TCEQ tries its best to hide these hazards. Everything I learned about the dangers of being exposed to volatile organic compounds and methane emissions produced at oil and gas facilities, I learned on my own. When I was pregnant and became hyperconscious of my surroundings, I wondered why investigators were never offered respiratory protection. And, even when my doctor warned me that setting foot on oil and gas sites risked my pregnancy, I was told by my bosses I was still required to complete my workload. 

Moreover, we know the reality is worse than these incomplete data show. Only recently, technologies such as satellites and infrared cameras have brought the true scope of the problem into focus. Studies repeatedly show what we long suspected: The official way of counting emissions—by calculating an estimate based on production rather than measuring actual emissions—fails to account for the true amount of independently observed emissions by half or more.

Producers claim they’re doing everything they can to reduce methane leaks from their facilities, but the data contradicts them, and Texas has abdicated its responsibility to protect its citizens from the dangers posed by our state’s largest industry.

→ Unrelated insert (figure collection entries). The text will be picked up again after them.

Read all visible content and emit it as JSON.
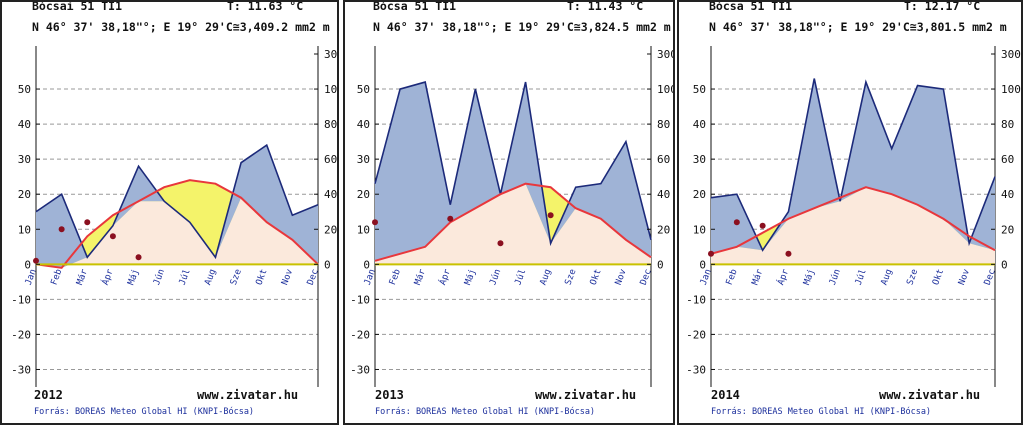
{
  "colors": {
    "precip": "#9fb3d6",
    "precip_line": "#1c2a7a",
    "temp_line": "#e8373c",
    "temp_fill": "#fbe9dc",
    "dry": "#f4f36a",
    "dots": "#8b1020",
    "zero": "#c9c200"
  },
  "left_axis": {
    "ticks": [
      50,
      40,
      30,
      20,
      10,
      0,
      -10,
      -20,
      -30
    ],
    "ylim": [
      -35,
      60
    ]
  },
  "right_axis": {
    "ticks": [
      300,
      100,
      80,
      60,
      40,
      20,
      0
    ]
  },
  "months": [
    "Jan",
    "Feb",
    "Már",
    "Ápr",
    "Máj",
    "Jún",
    "Júl",
    "Aug",
    "Sze",
    "Okt",
    "Nov",
    "Dec"
  ],
  "chart_data": [
    {
      "type": "area",
      "station": "Bócsai 51 TI1",
      "temperature_label": "T: 11.63 °C",
      "coords": "N 46° 37' 38,18\"°; E 19° 29'C≅3,409.2 mm2 m",
      "year": "2012",
      "site": "www.zivatar.hu",
      "source": "Forrás: BOREAS Meteo Global HI (KNPI-Bócsa)",
      "series": [
        {
          "name": "T",
          "values": [
            0,
            -1,
            8,
            14,
            18,
            22,
            24,
            23,
            19,
            12,
            7,
            0
          ]
        },
        {
          "name": "P",
          "values": [
            30,
            40,
            4,
            22,
            56,
            36,
            24,
            4,
            58,
            68,
            28,
            34
          ]
        }
      ],
      "dots": [
        1,
        10,
        12,
        8,
        2
      ]
    },
    {
      "type": "area",
      "station": "Bócsa 51 TI1",
      "temperature_label": "T: 11.43 °C",
      "coords": "N 46° 37' 38,18\"°; E 19° 29'C≅3,824.5 mm2 m",
      "year": "2013",
      "site": "www.zivatar.hu",
      "source": "Forrás: BOREAS Meteo Global HI (KNPI-Bócsa)",
      "series": [
        {
          "name": "T",
          "values": [
            1,
            3,
            5,
            12,
            16,
            20,
            23,
            22,
            16,
            13,
            7,
            2
          ]
        },
        {
          "name": "P",
          "values": [
            46,
            100,
            104,
            34,
            100,
            40,
            104,
            12,
            44,
            46,
            70,
            14
          ]
        }
      ],
      "dots": [
        12,
        13,
        6,
        14
      ]
    },
    {
      "type": "area",
      "station": "Bócsa 51 TI1",
      "temperature_label": "T: 12.17 °C",
      "coords": "N 46° 37' 38,18\"°; E 19° 29'C≅3,801.5 mm2 m",
      "year": "2014",
      "site": "www.zivatar.hu",
      "source": "Forrás: BOREAS Meteo Global HI (KNPI-Bócsa)",
      "series": [
        {
          "name": "T",
          "values": [
            3,
            5,
            9,
            13,
            16,
            19,
            22,
            20,
            17,
            13,
            8,
            4
          ]
        },
        {
          "name": "P",
          "values": [
            38,
            40,
            8,
            30,
            106,
            36,
            104,
            66,
            102,
            100,
            12,
            50
          ]
        }
      ],
      "dots": [
        3,
        12,
        11,
        3
      ]
    }
  ]
}
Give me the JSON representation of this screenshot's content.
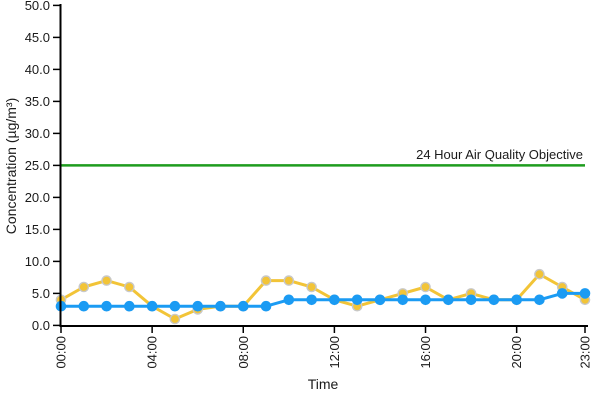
{
  "figure": {
    "y_axis": {
      "title": "Concentration (µg/m³)",
      "tick_labels": [
        "0.0",
        "5.0",
        "10.0",
        "15.0",
        "20.0",
        "25.0",
        "30.0",
        "35.0",
        "40.0",
        "45.0",
        "50.0"
      ],
      "tick_values": [
        0,
        5,
        10,
        15,
        20,
        25,
        30,
        35,
        40,
        45,
        50
      ]
    },
    "x_axis": {
      "title": "Time",
      "tick_labels": [
        "00:00",
        "04:00",
        "08:00",
        "12:00",
        "16:00",
        "20:00",
        "23:00"
      ],
      "tick_hours": [
        0,
        4,
        8,
        12,
        16,
        20,
        23
      ]
    },
    "annotation_label": "24 Hour Air Quality Objective"
  },
  "chart_data": {
    "type": "line",
    "title": "",
    "xlabel": "Time",
    "ylabel": "Concentration (µg/m³)",
    "ylim": [
      0,
      50
    ],
    "xlim_hours": [
      0,
      23
    ],
    "grid": false,
    "legend": "none",
    "x_hours": [
      0,
      1,
      2,
      3,
      4,
      5,
      6,
      7,
      8,
      9,
      10,
      11,
      12,
      13,
      14,
      15,
      16,
      17,
      18,
      19,
      20,
      21,
      22,
      23
    ],
    "series": [
      {
        "name": "yellow-series",
        "color": "#F2C437",
        "marker_border": "#C8C8C8",
        "values": [
          4,
          6,
          7,
          6,
          3,
          1,
          2.5,
          3,
          3,
          7,
          7,
          6,
          4,
          3,
          4,
          5,
          6,
          4,
          5,
          4,
          4,
          8,
          6,
          4
        ]
      },
      {
        "name": "blue-series",
        "color": "#1B9BF3",
        "marker_border": "#1B9BF3",
        "values": [
          3,
          3,
          3,
          3,
          3,
          3,
          3,
          3,
          3,
          3,
          4,
          4,
          4,
          4,
          4,
          4,
          4,
          4,
          4,
          4,
          4,
          4,
          5,
          5
        ]
      }
    ],
    "reference_line": {
      "value": 25,
      "label": "24 Hour Air Quality Objective",
      "color": "#1E9C1E"
    }
  }
}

In the absence of stricter rules and enforcement, many industrial plants in Texas feel at liberty to ignore legal limits on air pollution, skip routine maintenance, and operate malfunctioning equipment. 

I’ve seen for myself our system’s inability to protect Texans from dangerous pollution. We can no longer allow Texas to sacrifice our health and safety for big business’ bottom line. We need TCEQ and the U.S. Environmental Protection Agency to write and enforce rules that put the health of our communities—not corporate profits—first.